Predicting cellular responses to perturbations is an unsolved problem in biology. Traditional approaches assume that different cell types respond similarly to perturbations. However, this assumption does not take into account the context of genome interactions in different cell types, which leads to compromised prediction quality. More recently, deep learning models used to discover gene-gene relationships can yield more accurate predictions of cellular responses. The huge difference in biological information between different cell types makes it difficult for deep learning models to encode data into a continuous low-dimensional feature space, which means that the features captured by the latent space may not be continuous. Therefore, the mapping relationship between the two conditional spaces learned by the model can only be applied where the real reference data resides, leading to the wrong mapping of the predicted target cells because they are not in the same domain as the reference data.
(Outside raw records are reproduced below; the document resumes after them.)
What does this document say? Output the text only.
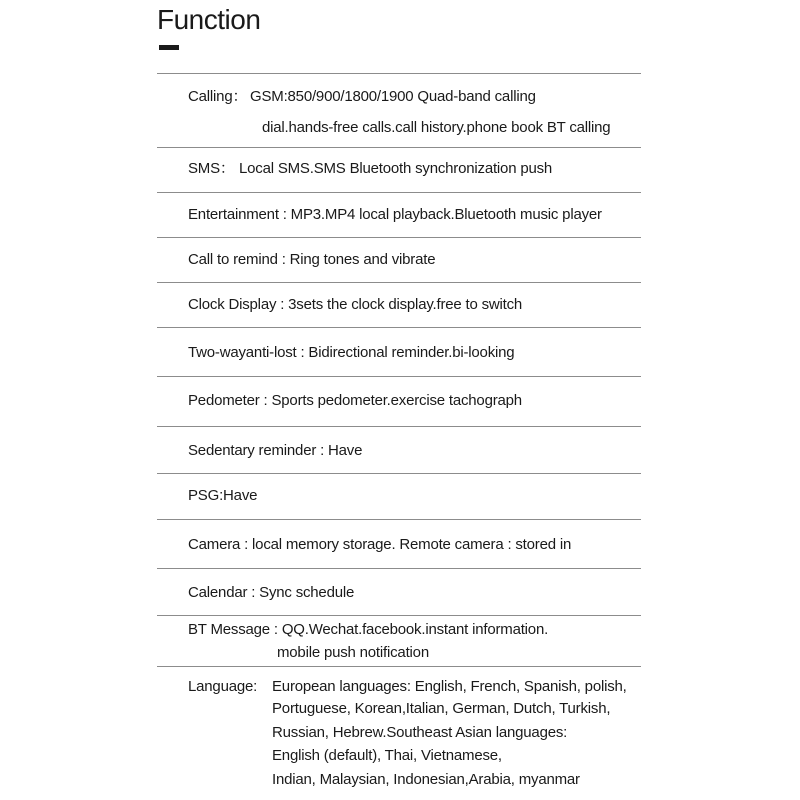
Function
Calling： GSM:850/900/1800/1900 Quad-band calling
dial.hands-free calls.call history.phone book BT calling
SMS： Local SMS.SMS Bluetooth synchronization push
Entertainment : MP3.MP4 local playback.Bluetooth music player
Call to remind : Ring tones and vibrate
Clock Display : 3sets the clock display.free to switch
Two-wayanti-lost : Bidirectional reminder.bi-looking
Pedometer : Sports pedometer.exercise tachograph
Sedentary reminder : Have
PSG:Have
Camera : local memory storage. Remote camera : stored in
Calendar : Sync schedule
BT Message : QQ.Wechat.facebook.instant information.
mobile push notification
Language: European languages: English, French, Spanish, polish,
Portuguese, Korean,Italian, German, Dutch, Turkish,
Russian, Hebrew.Southeast Asian languages:
English (default), Thai, Vietnamese,
Indian, Malaysian, Indonesian,Arabia, myanmar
In this paper, we propose an information-navigated variational autoencoder (INVAE), a deep neural network for cell perturbation response prediction. INVAE filters out information that is not conducive to predictive performance. For the remaining information, INVAE constructs a homogeneous space of control conditions, and finds the mapping relationship between the control condition space and the perturbation condition space. By embedding the target unit into the control space and then mapping it to the perturbation space, we can predict the perturbed state of the target unit. Comparing our proposed method with other three state-of-the-art methods on three real datasets, experimental results show that INVAE outperforms existing methods in cell state prediction after perturbation. Furthermore, we demonstrate that filtering out useless information not only improves prediction accuracy but also reveals similarities in how genes in different cell types are regulated following perturbation.
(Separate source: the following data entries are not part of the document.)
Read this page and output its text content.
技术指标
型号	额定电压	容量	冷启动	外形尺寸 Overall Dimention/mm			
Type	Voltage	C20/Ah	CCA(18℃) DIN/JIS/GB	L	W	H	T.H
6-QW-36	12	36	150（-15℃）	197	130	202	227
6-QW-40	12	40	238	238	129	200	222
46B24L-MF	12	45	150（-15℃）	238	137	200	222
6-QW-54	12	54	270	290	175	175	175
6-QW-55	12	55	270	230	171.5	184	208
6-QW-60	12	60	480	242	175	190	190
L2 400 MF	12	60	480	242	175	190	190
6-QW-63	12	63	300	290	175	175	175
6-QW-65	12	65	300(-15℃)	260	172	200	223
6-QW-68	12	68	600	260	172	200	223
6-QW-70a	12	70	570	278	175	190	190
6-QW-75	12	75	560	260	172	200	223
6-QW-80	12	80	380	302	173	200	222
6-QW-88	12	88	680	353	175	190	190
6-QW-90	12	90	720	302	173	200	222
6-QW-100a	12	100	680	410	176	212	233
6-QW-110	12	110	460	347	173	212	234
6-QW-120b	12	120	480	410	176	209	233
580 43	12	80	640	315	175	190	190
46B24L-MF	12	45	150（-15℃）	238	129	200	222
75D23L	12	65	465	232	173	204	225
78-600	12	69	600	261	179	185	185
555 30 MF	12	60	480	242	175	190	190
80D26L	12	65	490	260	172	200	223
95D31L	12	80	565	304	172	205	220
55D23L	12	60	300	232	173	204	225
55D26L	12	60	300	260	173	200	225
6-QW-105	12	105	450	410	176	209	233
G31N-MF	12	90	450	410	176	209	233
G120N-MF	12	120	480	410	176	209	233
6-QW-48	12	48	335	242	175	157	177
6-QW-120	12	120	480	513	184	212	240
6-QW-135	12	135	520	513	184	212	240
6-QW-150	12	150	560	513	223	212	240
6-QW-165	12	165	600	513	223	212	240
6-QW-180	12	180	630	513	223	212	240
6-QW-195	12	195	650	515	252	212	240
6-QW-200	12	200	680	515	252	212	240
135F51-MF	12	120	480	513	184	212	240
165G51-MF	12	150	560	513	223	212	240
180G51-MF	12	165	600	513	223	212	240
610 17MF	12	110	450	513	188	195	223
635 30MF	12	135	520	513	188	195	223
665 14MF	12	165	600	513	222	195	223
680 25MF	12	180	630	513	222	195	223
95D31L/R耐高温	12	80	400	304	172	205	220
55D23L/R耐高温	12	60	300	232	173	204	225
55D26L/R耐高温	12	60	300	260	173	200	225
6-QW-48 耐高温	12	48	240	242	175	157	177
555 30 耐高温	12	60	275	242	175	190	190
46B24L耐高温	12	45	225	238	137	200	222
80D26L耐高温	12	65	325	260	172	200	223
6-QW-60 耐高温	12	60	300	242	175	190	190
预测细胞对扰动的反应是生物学中一个尚未解决的问题。传统方法假设不同细胞类型对扰动的反应相似。然而,这一假设没有考虑到不同细胞类型中基因组相互作用的背景,从而导致预测质量受损。最近,用于发现基因-基因关系的深度学习模型能够对细胞反应做出更准确的预测。不同细胞类型之间生物信息的巨大差异使得深度学习模型难以将数据编码到连续的低维特征空间中,这意味着潜在空间捕获的特征可能不连续。因此,模型学习到的两个条件空间之间的映射关系只能应用于真实参考数据所在的地方,导致预测目标细胞的映射错误,因为它们与参考数据不在同一域中。在本文中,我们提出了一种信息导航变分自编码器(INVAE),这是一种用于细胞扰动反应预测的深度神经网络。INVAE过滤掉不利于预测性能的信息。对于剩余信息,INVAE构建一个控制条件的均匀空间,并找到控制条件空间和扰动条件空间之间的映射关系。通过将目标单元嵌入到控制空间中,然后将其映射到扰动空间,我们可以预测目标单元的扰动状态。在三个真实数据集上,将我们提出的方法与其他三种最先进的方法进行比较,实验结果表明,INVAE在扰动后细胞状态预测方面优于现有方法。此外,我们证明,过滤掉无用信息不仅提高了预测准确性,还揭示了不同细胞类型中的基因在扰动后如何被调控的相似性。